Purpose: This paper aims to make use of patient complaints as a valuable source of information to enable improvements to the quality of health service delivery.
Design/methodology/approach: Thematic analysis was used to analyse records of de-identified patient complaints made about medical or nursing staff or medical or nursing services between January 2006 and May 2008 in the Mount Isa Health Service District.
Findings: Three main themes were identified. These themes were labelled: "communication", "wait times" and "clinical". The latter related to specific concerns about the care provided to the patient or their relative. There were 101 complaints analysed.

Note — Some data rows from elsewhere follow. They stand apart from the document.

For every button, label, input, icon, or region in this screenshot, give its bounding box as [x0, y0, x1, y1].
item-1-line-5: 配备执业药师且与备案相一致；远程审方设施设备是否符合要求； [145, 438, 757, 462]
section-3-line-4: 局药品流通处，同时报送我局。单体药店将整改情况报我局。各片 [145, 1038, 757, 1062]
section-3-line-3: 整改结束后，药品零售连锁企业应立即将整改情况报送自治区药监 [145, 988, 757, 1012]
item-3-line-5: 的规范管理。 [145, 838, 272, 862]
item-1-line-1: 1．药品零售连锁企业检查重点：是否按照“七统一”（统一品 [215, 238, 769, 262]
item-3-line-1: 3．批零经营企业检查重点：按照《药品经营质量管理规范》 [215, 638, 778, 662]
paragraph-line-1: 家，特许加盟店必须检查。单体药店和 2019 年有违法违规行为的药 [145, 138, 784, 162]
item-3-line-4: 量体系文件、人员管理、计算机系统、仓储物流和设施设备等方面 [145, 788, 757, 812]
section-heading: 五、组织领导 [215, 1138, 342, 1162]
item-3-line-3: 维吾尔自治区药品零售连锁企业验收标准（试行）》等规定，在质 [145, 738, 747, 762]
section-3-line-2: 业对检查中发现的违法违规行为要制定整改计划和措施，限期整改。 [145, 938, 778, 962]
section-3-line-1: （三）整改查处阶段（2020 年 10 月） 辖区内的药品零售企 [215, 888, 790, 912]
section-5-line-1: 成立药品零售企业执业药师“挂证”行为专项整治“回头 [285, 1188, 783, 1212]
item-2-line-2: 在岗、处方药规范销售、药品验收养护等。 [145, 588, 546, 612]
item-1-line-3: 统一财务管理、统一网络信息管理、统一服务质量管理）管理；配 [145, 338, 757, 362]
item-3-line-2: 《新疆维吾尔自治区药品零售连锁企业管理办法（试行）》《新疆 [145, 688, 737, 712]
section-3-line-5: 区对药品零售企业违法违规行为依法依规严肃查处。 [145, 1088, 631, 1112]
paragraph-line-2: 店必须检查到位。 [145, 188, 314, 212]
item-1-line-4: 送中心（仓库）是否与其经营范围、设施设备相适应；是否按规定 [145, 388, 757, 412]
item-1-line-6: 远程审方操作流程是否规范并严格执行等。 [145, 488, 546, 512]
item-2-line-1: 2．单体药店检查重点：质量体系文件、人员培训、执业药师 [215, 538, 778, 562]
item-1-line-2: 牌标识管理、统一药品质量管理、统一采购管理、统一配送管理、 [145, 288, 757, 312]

The majority (60 per cent) of complaints related to communication. Wait times for appointments (13 per cent), and clinical (28 per cent) were included in the remainder.
Research limitations/implications: The findings of this research are not generalisable beyond the Health Service District within which the data were collected. However, the principle of systematically using complaints information to improve practice and develop policy can be applied within all health services.
Practical implications: Recommendations to develop policies and improve practice that will address the matters identified in the complaints are made. Changes to complaints data records to assist future research are suggested. The need to facilitate indigenous patients' contribution to suggestions for service delivery improvement is highlighted.
Originality/value: The paper contributes to research that makes use of patient complaints to produce higher standards of patient service delivery.